A very good web page, detailing the appropriate system tools that are necessary for moving to 2.2.x is available at http://www-stu.calvin.edu/~clug/users/jnieho38/goto22.html; I will attempt to summarize the information below (items marked with a leading ``**'' indicate you will most likely need to upgrade the item for Red Hat 5.2; items not indicated as such are probably okay but probably worth checking).
** initscripts-3.78-2.4 or better (Type ``rpm -q initscripts'' to check your version)
** modutils-2.1.121 or better (Type ``rpm -q modutils'' to check your version)
** mount-2.9-0 or better (Type ``rpm -q mount'' to check your version)
gcc-184.108.40.206 or better (``rpm -q gcc'')
binutils-220.127.116.11.23 or better (``rpm -q binutils'')
libc-5.4.46 or better (Red Hat uses the newer ``glibc''. Not needed.)
glibc-2.0.7-6 or better (``rpm -q glibc'')
ld.so 1.9.9 or better (``ls -l /lib/ld.so.*'')
libg++-18.104.22.168 or better (``rpm -q libg++'')
procps-1.2.9 or better (``rpm -q procps'')
** procinfo-15 or better (``rpm -q procinfo'')
psmisc-17 or better (``rpm -q psmisc'')
** net-tools-1.50 or better (``rpm -q net-tools'')
loadlin-1.6 or better (Needed only if you are booting Linux from DOS using Loadlin. Not sure how to calculate the version number; download the latest version to be sure.)
sh-utils-1.16 or better (``rpm -q sh-utils'')
autofs-3.1.1 or better (``rpm -q autofs'')
nfs-server2.2beta37 or better (``rpm -q nfs-server''; needed only if you are serving NFS file shares.)
bash-1.14.7 or better (``rpm -q bash'')
ncpfs-2.2.0 or better (``rpm -q ncpfs''; needed only if you are mounting Novell file systems.)
kernel-pcmcia-cs-3.0.6 or better (``rpm -q kernel-pcmcia-cs''; needed only for laptops which need PCMCIA card support.)
ppp-2.3.5 or better (``rpm -q ppp''; needed only if you are connecting to the Internet with a modem and PPP.)
dhcpcd-1.3.16-0 or better (``rpm -q dhcpcd''; needed only if you need a DHCP client to connect to the Internet, such as with a cable modem).
** util-linux-2.9.0 (``rpm -q util-linux'')

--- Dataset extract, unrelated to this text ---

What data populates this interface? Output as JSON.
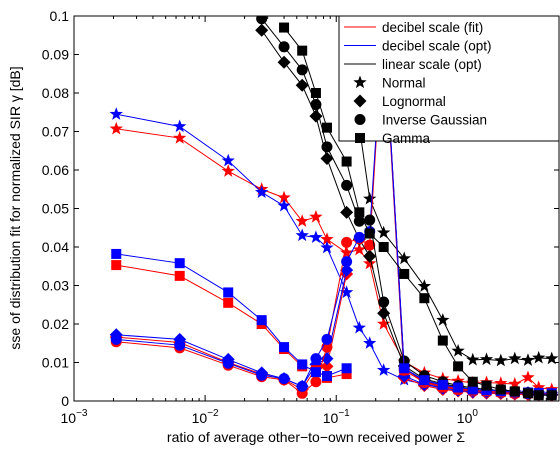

setserial-2.1 or better (``rpm -q setserial'')
ipfwadmin/ipchains (Only needed if you are doing IP firewalling; see the ``IPCHAINS-HOWTO'' guide at http://isunix.it.iltu.edu/resources/ldp/HOWTO/IPCHAINS-HOWTO.html.)
You should download and upgrade any packages using RPM as required (see the section called Using the Red Hat Package Manager (RPM) for details on how to use RPM).
Caution: Upgrading to the new ``modutils'' package will result in modules no longer functioning for the older 2.0.x kernels! Therefore, do not upgrade this package until you have installed the new kernel in ``/usr/src/linux''.
After bringing your system's tools up to date, you can install the kernel sources. You can find them on Red Hat's FTP site as well; I recommend downloading the ones provided as updates for Red Hat 6.1, at ftp://ftp.redhat.com/redhat/updates/6.1/i386/. To do so, type the following:
rpm -Uvh kernel-source*.rpm kernel-headers*.rpm
Now that the new kernel sources have been installed, it should be safe to upgrade your modutils package. However, the new kernel no longer uses the ``kerneld'' module for on-demand loading of kernel modules. Therefore, you should disable this module before updating modutils. To disable kerneld and upgrade the modutils package, type the following as “root”:
/sbin/chkconfig kerneld off /etc/rc.d/init.d/kerneld stop rpm -Uvh modutils*.rpm
You should now be able to configure, compile, and install your 2.2 kernel as you normally would (see the section called Building a Custom Kernel for details). You may be surprised to see the dizzying amount of new configuration settings available. Take your time and read the help text for any options you are unfamiliar with!